Thursday, February 17, 2022


Thanks to Marc Eichinger for sharing this material from his new book:

To be published today, March 17, the book "War Games: French Corruption, the Hidden Face of Terrorism" alerts the reader not only to the role played by Qatar in the wars in Libya and Syria, but also on the role of two listed companies Lafarge and Rubis. Lafarge and its managers, who have not yet been judged and are presumed innocent, are accused of having directly financed ISIS to protect its cement plant. The legal proceedings are well advanced but not yet set for trial.

France is the European country which has the least number of government prosecutors and clerks ( only 3 per 100 000 people against 11 as an average in the European Union). Through the European Commission for the Efficiency of Justice (, the Council of Europe has already widely sounded the alarm globally. French justice is unfortunately totally neutralized by its lack of means. International cases are not completed there for 15 to 20 years. The bankruptcy of the judicial system encourages the strong development of corruption, which no longer has any significant obstacles to success..
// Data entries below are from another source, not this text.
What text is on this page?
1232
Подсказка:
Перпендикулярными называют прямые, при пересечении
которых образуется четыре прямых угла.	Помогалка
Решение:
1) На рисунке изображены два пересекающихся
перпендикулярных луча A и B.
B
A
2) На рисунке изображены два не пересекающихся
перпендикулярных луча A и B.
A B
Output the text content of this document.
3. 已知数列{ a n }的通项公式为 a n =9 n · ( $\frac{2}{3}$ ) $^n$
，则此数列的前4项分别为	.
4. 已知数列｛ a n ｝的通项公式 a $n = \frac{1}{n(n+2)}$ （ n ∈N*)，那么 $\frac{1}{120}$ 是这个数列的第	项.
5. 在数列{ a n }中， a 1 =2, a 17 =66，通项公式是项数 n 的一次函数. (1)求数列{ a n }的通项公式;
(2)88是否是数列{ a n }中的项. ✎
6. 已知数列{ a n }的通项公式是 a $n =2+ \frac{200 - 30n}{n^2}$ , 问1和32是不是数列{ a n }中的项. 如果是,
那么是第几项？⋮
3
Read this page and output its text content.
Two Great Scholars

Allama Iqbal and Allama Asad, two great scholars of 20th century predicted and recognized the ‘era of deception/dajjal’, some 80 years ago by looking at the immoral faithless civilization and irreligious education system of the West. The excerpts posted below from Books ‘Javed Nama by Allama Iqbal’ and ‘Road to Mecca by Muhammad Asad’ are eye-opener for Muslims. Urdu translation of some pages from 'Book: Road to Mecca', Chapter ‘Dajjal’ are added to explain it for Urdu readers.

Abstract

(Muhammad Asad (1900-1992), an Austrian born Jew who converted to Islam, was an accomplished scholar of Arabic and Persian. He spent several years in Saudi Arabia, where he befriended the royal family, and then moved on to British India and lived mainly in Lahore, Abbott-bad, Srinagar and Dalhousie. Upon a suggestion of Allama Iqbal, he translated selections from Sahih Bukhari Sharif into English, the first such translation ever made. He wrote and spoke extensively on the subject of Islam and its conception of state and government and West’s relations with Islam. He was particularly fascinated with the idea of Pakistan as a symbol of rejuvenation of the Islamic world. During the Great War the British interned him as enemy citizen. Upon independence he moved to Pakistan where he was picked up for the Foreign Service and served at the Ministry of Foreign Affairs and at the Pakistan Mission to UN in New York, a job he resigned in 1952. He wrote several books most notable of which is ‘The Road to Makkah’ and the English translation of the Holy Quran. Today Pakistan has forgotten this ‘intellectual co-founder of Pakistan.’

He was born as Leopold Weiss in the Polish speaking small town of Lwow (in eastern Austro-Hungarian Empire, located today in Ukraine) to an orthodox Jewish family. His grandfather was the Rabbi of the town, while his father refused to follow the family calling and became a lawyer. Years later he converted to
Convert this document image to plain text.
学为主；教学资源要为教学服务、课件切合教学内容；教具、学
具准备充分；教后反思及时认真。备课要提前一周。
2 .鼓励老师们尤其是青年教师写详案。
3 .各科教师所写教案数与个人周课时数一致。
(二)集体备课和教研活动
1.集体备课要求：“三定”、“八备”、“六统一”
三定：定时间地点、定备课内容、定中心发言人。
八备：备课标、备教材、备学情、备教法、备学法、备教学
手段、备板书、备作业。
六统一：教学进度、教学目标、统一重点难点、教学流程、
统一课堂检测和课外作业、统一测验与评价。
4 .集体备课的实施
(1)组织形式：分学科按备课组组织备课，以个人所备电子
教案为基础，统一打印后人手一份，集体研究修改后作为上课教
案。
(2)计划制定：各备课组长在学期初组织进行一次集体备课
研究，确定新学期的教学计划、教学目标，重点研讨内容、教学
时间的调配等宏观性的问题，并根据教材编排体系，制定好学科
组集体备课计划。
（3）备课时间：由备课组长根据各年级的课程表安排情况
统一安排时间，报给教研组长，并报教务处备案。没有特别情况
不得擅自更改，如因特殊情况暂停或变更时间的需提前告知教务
As for Rubis, a preliminary investigation has been launched and the company appears to have played a key role in the export of ISIS oil via the oil terminal it built at Dortyol on the Turkish coast. The book reports that without this major infrastructure ISIS oil could not get onto tankers, depriving the terrorists of 80% of the revenue. Downstream, two Italian prosecutors and the Italian financial brigade had the courage to track down 52 shipments worth $1.2 billion. In two years of investigation, the Italian police have done a remarkable job. In France, nothing, the victims of the Paris attacks are only entitled to the trial of petty executors. Isis exported its oil by the “act of God”.

Rubis is a listed company that is present in 41 countries having very high risk, including a monopoly in Corsica in the field of storage and gasoline distribution. It is also present in Haiti with 133 gas stations. In its annual report, Haiti is only “a country with fragile governance”.

Rubis shows a totally debt-free financial position, positive cash flows everywhere and declares its humanitarian action to the point of wondering if it is not an NGO,, yet its stock price is falling and if it has no debt despite zero interest rates, it may also be because its profile does not pass bank compliance.

(The author of the book, Marc Eichinger, is well known to many intelligence agencies, and his reputation in the fight against corruption is well established. Like Daphne Galizia, he is tackling a very dark period in the oil industry. He is sufficiently protected not to suffer the same fate.)